By Allen Miller
In response to Katie Engelhart’s article, “Hey There, Sister,” Opinion, Nov. 13.
I’d like to start of by saying that I do appreciate Katie Engelhart’s opinion on the subject of Greek life. I believe that she brings up some great points and critically assesses some of the flaws in our Greek system and in the general Greek community. She represents the Greek system’s harshest critics and does so in a graphic and provocative manner. What transpired that night in Collegetown was horrendous and absolutely inexcusable. As the executive vice president-elect of the Interfraternity Council, I would like to apologize on behalf of the entire Greek community for the trauma she went through. I don’t think there is anyone among us who would condone such rude behavior.
Yet Engelhart’s method of drawing this to our attention, namely her harsh opinion article last Thursday, is both immature and offensive. Her logic is clouded, her argument biased and her criticism so broad and undisciplined that her article becomes more about personal failings than any failings within the Greek system. Viewed in that light, Engelhart’s rant almost becomes mildly entertaining. I sincerely doubt that Engelhart’s use of obscene language at Collegetown Pizza brings out her “maturity and poise.” Her bash of, or so called “sisterly advice” for, the Panhellenic Council serves only to cause further division and increase the implied rift between Greeks and non-Greeks. And I highly doubt that her belligerent attitude is the best way to give her sister “a lesson in self-assertiveness.” In trying to humiliate the Greek system, Engelhart succeeds only in humiliating herself.
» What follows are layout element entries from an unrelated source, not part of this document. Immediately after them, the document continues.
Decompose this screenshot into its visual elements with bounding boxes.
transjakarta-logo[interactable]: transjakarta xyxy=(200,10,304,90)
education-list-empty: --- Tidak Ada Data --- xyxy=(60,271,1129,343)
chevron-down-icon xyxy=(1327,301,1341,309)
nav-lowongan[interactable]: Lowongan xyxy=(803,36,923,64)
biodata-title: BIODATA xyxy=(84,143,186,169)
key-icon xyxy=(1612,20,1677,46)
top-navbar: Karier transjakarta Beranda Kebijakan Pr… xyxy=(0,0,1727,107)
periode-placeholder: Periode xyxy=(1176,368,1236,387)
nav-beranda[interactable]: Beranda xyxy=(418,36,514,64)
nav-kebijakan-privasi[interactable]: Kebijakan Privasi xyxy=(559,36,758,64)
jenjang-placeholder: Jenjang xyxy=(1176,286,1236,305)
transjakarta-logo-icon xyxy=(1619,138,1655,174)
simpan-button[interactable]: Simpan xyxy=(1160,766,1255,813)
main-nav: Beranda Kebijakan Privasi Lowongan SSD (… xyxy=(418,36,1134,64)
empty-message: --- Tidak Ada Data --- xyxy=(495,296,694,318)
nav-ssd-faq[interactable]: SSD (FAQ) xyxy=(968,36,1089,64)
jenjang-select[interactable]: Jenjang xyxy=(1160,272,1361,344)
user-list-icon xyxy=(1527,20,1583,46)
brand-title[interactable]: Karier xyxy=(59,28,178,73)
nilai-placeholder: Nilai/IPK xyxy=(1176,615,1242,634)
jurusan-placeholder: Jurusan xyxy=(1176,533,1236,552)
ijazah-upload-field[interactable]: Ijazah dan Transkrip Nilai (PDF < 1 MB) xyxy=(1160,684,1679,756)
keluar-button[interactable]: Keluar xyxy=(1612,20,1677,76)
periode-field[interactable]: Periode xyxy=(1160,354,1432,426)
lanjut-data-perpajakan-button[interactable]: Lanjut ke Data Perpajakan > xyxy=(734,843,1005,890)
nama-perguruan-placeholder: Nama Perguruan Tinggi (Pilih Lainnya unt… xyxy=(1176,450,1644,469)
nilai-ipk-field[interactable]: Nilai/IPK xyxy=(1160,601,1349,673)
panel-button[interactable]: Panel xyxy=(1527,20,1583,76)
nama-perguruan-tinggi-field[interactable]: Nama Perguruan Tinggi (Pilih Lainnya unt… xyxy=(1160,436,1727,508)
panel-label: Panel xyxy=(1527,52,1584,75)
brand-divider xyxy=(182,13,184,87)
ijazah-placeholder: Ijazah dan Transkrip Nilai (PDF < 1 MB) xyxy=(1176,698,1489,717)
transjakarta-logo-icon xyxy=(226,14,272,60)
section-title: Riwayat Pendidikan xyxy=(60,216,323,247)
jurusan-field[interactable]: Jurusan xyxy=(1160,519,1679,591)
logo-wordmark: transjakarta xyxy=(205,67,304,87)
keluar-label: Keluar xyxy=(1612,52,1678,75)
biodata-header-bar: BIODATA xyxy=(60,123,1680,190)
Clearly our Greek system has suffered from flaws and setbacks over the years. We have failed time after time and the stereotypes we assume along with the negative publicity we receive have never helped. It is a sad but honest truth that the faults of a few lead to the demise of many. Yet at the same time, Greeks have brought much to this campus. From philanthropy to student government to alumni giving, Greeks get things done. And while I can’t speak for the Panhellenic Association or for the Multicultural Greek Letter Council, I do know that the current IFC executive board has worked tirelessly to better our system, to create a more unified community and to address the very issues that Engelhart brings up. Myself, President-Elect Eddie Rooker and the next IFC executive board are going to continue to do everything within our power to bring about positive change.
So I ask Engelhart, and anyone else who is reading this, to keep an open mind — to exchange the image of the stereotypical frat boy for that of the responsible fraternity man — and to open the lines of communication so that we can build back a sense of community on this campus. And if this is too much to ask for, I urge everyone to remember that we can disagree without being disagreeable. We can learn to fight the forces of fragmentation with the vision of common cause. A new breeze is blowing through this campus and better things are yet to come.
Allen Miller ’11 is executive vice president-elect of Cornell’s Interfraternity Council, which governs fraternities on campus.